Sin embargo, ése no era el único enigma. Estaba también el pequeño detalle de la identidad del asesino. A Devi le había parecido ver a un sahib, algo que exculpaba a Sen y echaba por tierra mi teoría de que el crimen estaba vinculado al asalto del correo de Darjeeling. Pero ¿por qué iba a matar un hombre blanco a otro en plena Ciudad Negra? ¿Y hasta qué punto la joven prostituta era un testigo creíble? Si lo había visto todo, ¿por qué no había mencionado la nota? Tal vez fuera una joven fantasiosa... Pero no, no encajaba en el perfil. Por lo general, las personas fantasiosas buscan llamar la atención, y Devi se había mostrado aterrorizada ante la idea de hablar con nosotros. Parecía que cada respuesta diera pie a otras dos preguntas.

Pensé en la conversación con el reverendo Gunn y en que, según él, MacAuley cargaba con otro peso en la conciencia, algo más grave, relacionado con Buchan. ¿Qué podía ser?

Se avecinaba un dolor de cabeza.

Sólo tenía a dos sospechosos: Buchan y el segundo de MacAuley, Stevens. Y, de momento, ningún móvil con mucho peso. ¿Que Buchan usaba a MacAuley para conseguir prostitutas? No me parecía que la necesidad de esconderlo pudiera dar pie a una sospecha de asesinato, más allá de lo que considerara el reverendo Gunn.

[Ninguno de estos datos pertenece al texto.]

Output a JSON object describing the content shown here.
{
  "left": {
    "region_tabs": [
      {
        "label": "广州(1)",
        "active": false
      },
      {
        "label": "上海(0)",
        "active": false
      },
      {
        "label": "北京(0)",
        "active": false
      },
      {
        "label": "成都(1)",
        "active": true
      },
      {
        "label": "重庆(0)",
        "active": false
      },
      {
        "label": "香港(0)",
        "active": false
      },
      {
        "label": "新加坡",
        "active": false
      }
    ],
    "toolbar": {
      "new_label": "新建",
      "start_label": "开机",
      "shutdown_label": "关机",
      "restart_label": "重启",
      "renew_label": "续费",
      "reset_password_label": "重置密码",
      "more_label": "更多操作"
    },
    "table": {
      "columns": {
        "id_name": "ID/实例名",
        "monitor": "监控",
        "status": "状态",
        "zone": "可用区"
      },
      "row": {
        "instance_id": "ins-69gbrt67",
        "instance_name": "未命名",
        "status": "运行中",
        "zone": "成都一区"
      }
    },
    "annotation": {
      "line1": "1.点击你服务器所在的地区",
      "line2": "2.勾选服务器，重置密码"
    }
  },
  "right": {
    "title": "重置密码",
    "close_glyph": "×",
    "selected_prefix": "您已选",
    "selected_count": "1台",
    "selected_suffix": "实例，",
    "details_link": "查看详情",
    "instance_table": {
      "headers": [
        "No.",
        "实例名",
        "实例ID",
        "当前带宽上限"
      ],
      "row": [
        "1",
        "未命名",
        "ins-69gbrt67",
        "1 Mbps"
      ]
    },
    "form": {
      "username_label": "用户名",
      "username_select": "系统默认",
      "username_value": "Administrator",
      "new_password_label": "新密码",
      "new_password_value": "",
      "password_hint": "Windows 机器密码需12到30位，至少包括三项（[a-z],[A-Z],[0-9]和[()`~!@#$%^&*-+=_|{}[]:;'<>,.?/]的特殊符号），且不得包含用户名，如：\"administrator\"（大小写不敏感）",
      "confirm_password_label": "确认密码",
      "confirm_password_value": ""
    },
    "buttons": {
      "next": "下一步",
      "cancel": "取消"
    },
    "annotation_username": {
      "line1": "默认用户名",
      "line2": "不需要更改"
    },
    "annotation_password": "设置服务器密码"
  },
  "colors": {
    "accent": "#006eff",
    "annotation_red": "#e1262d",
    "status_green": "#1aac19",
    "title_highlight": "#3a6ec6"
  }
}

Por otra parte, según Sandesh, el criado de MacAuley, éste temía que Stevens ambicionara su cargo. Según Annie Grant, habían discutido por los aranceles sobre las importaciones birmanas. Stevens había vivido en Rangún, donde cabía suponer que hubiera dejado buenas relaciones. Probablemente no tuviese importancia, aunque a saber de qué pasiones se alimentaban los corazones de burócratas como Stevens... El hombre es raro por naturaleza. Una vez investigué el caso de un contable que tras veinte años de matrimonio mató a su mujer porque se enamoró de una dependienta adolescente que se limitaba a sonreírle cada vez que entraba en la tienda.

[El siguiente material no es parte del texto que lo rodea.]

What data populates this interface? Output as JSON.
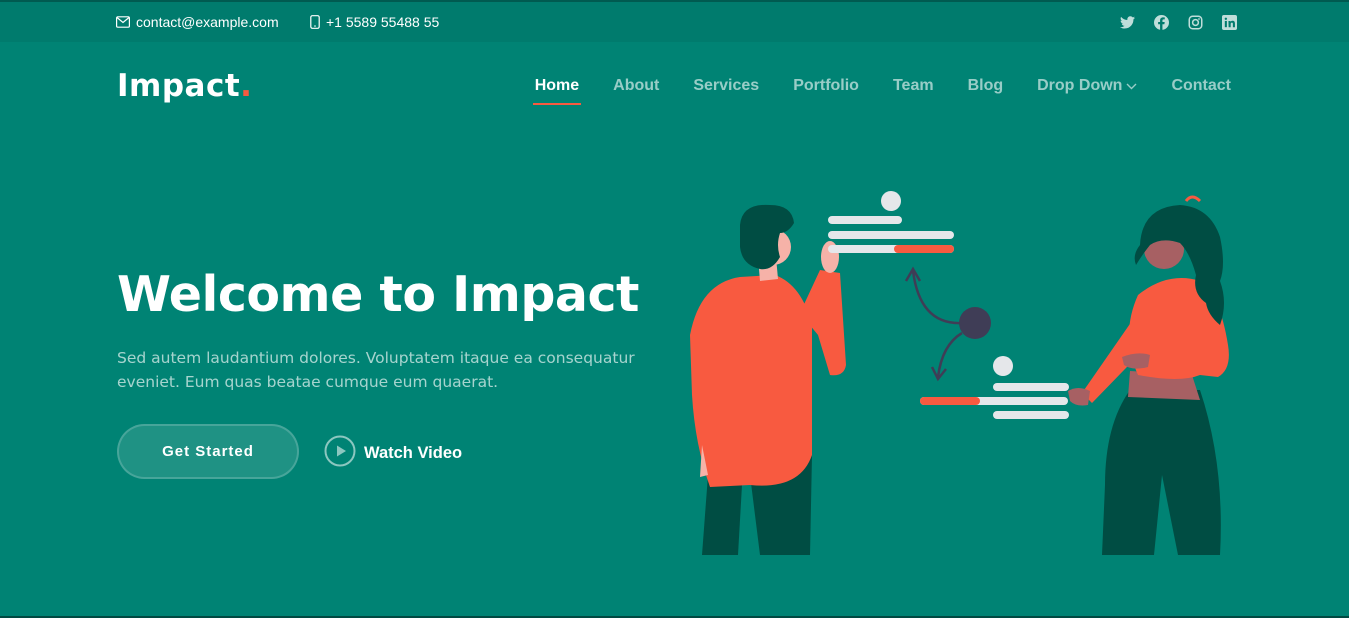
{
  "topbar": {
    "email": "contact@example.com",
    "email_icon": "envelope-icon",
    "phone": "+1 5589 55488 55",
    "phone_icon": "phone-icon",
    "socials": [
      "twitter-icon",
      "facebook-icon",
      "instagram-icon",
      "linkedin-icon"
    ]
  },
  "header": {
    "logo_text": "Impact",
    "logo_dot": ".",
    "nav": [
      {
        "label": "Home",
        "active": true
      },
      {
        "label": "About"
      },
      {
        "label": "Services"
      },
      {
        "label": "Portfolio"
      },
      {
        "label": "Team"
      },
      {
        "label": "Blog"
      },
      {
        "label": "Drop Down",
        "icon": "chevron-down-icon"
      },
      {
        "label": "Contact"
      }
    ]
  },
  "hero": {
    "title": "Welcome to Impact",
    "subtitle": "Sed autem laudantium dolores. Voluptatem itaque ea consequatur eveniet. Eum quas beatae cumque eum quaerat.",
    "cta_primary": "Get Started",
    "cta_secondary": "Watch Video",
    "cta_secondary_icon": "play-circle-icon"
  },
  "colors": {
    "background": "#008374",
    "topbar": "#007b6d",
    "accent": "#f85a40",
    "dark_green": "#004d43"
  }
}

Suspiré y bebí un sorbo. No se me habían aclarado mucho las ideas, a pesar del whisky. Pensar que me había equivocado acerca del asalto al correo de Darjeeling tampoco ayudaba mucho. Tal vez no estuviese vinculado con el asesinato de MacAuley, pero probablemente sí lo estuviese con el atraco al Bengal Burma Bank. Si era verdad que ambos asaltos habían sido obra de grupos terroristas, ahora contaban con los medios para financiar su campaña. Sólo les faltaban las armas.

Sobre eso poco podía hacer. La advertencia de Dawson había sido muy clara y disuasoria. La pega es que cuando mi olfato capta un rastro se me hace difícil apartar la nariz. Y que no me sientan demasiado bien las amenazas.